Ultraschall Med 2016; 37 - PS5_13
DOI: 10.1055/s-0036-1587876

Fatal neonatal hemochromatosis as a rare cause of intrauterine growth restriction

U Schneider 1, I Muth 2, T Wieland 3, C Voigt 1, C Doerfel 3, M Gajda 4, HJ Mentzel 5, H Proquitte 3
  • 1Klinik für Frauenheilkunde und Geburtshilfe, Universitätsklinikum Jena, Arbeitsbereich Pränatale Diagnostik und Fetale Physiologie, Jena, Germany
  • 2Klinik für Frauenheilkunde und Geburtshilfe, Universitätsklinikum Jena, Abteilung Geburtshilfe, Jena, Germany
  • 3Klinik für Kinder und Jugendmedizin, Universitätsklinikum Jena, Sektion Neonatologie, Jena, Germany
  • 4Institut für Pathologie, Universitätsklinikum Jena, Jena, Germany
  • 5Klinik für Kinder und Jugendmedizin, Universitätsklinikum Jena, Sektion Kinderradiologie, Jena, Germany

Neonatal hemochromoatosis (NHC) is characterized by severe liver disease in the newborn accompanied by extrahepatic siderosis. This Gestational Alloimmunic Liver Disease (GALD) is resulting from the placental transfer of maternal IgG antibodies against fetal hepatocytes. Diagnosis is often only made post mortem for the severe and unexpected occurrence [1].
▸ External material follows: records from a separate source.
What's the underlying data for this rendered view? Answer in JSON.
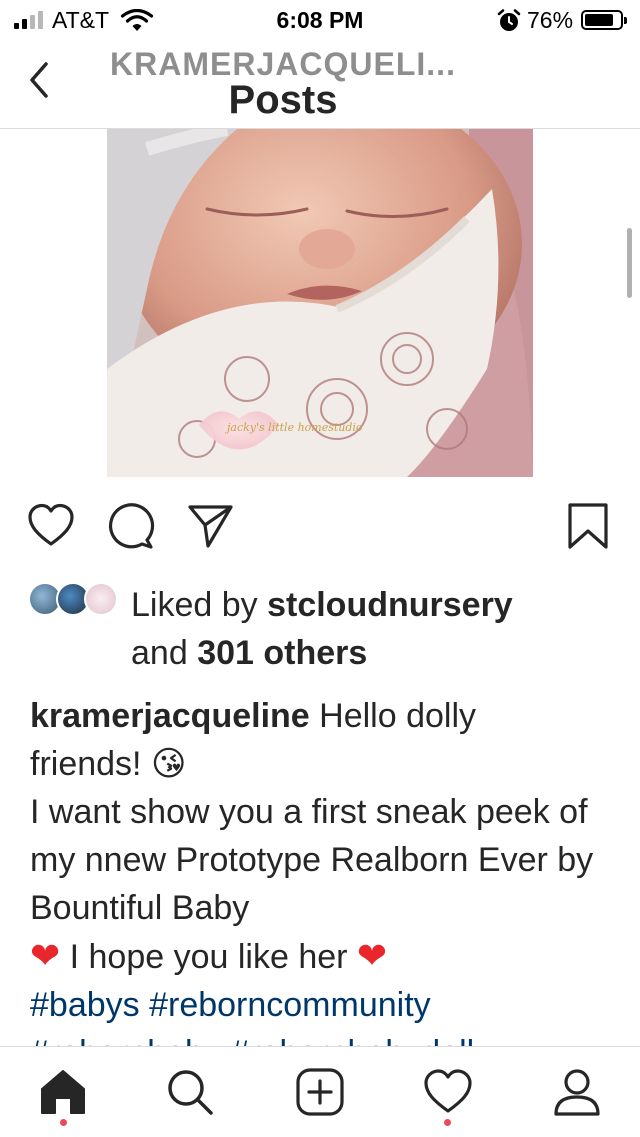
{
  "status_bar": {
    "carrier": "AT&T",
    "time": "6:08 PM",
    "battery_percent": "76%",
    "battery_level": 0.76,
    "signal_bars_active": 2,
    "signal_bars_total": 4
  },
  "header": {
    "username": "KRAMERJACQUELI...",
    "title": "Posts"
  },
  "post": {
    "image_watermark": "jacky's little homestudio",
    "likes": {
      "prefix": "Liked by ",
      "liker": "stcloudnursery",
      "middle": "and ",
      "others": "301 others"
    },
    "caption": {
      "username": "kramerjacqueline",
      "line1_text": " Hello dolly",
      "line2_text": "friends! ",
      "emoji_kiss": "😘",
      "body": "I want show you a first sneak peek of my nnew Prototype Realborn Ever by Bountiful Baby",
      "heart": "❤",
      "hope": " I hope you like her ",
      "hashtags": "#babys #reborncommunity",
      "hashtags_next": "#rebornbaby #rebornbabydoll #rebornbaby"
    }
  },
  "icons": {
    "back": "chevron-left-icon",
    "like": "heart-icon",
    "comment": "comment-icon",
    "share": "paper-plane-icon",
    "save": "bookmark-icon",
    "home": "home-icon",
    "search": "search-icon",
    "new_post": "plus-square-icon",
    "activity": "heart-icon",
    "profile": "profile-icon"
  },
  "colors": {
    "text": "#262626",
    "secondary": "#8e8e8e",
    "hashtag": "#00376b",
    "notification_dot": "#ed4956",
    "heart_emoji": "#e8262b"
  }
}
A 27 y east-african patient (GIII/PII, 2 healthy children born at term in 2003/SVD and 2012/CS for cephalopelvic disproportion) was admitted for anhydramnios and symmetric IUGR (EFW 1020 g/< 3rd perc.) at 31+0 wksGA. PROM could be excluded biochemically; sonographic assessment revealed an increased cardiothoracic ratio and peak systolic velocity in the MCA, changing over time, with otherwise normal sonoanatomy and fetomaternal Doppler findings. The patient has been known for severe anemia since 15 wksGA and presented with an unexplained increase in maternal CRP serum level. Under the suspicion of occult PROM steroids were given accompanied by antibiotic coverage and delivery was performed at 32+0 wksGA.

A preterm, asymmetrically dysmature, severely anemic boy was delivered in intact membranes (1190 g, 39 cm). Cardiorespiratory adaptation was impaired (APGAR 1/8/8, pHUA 7.33). The infant presented with peripheral edema, reduced muscular tone and deranged hematologic and plasmatic coagulation parameters. Over the next days the clinical situation deteriorated despite neonatal intensive care from primary liver leading into fatal multi-organ failure after 7 days. Laboratory tests revealed massive iron overload (ferritin 5300 µg/l; transferrin 0.6 g/l, transferrin saturation 100%).

The suspected diagnosis of NHC was eventually confirmed on post-mortem liver biopsy. The risk of recurrence is up to 90%. Therefore, identification of GALD is of utmost importance since these patients benefit from therapy with immunoglobulins at narrow intervals during a consecutive pregnancy and from preterm delivery [1,2].

[1] Feldman AG, Whithington PF. J Clin Exp Hepatol, 2013;3:313 – 20.

[2] Lopriore E et al. Prenat Diagn, 2013;33:1221 – 5.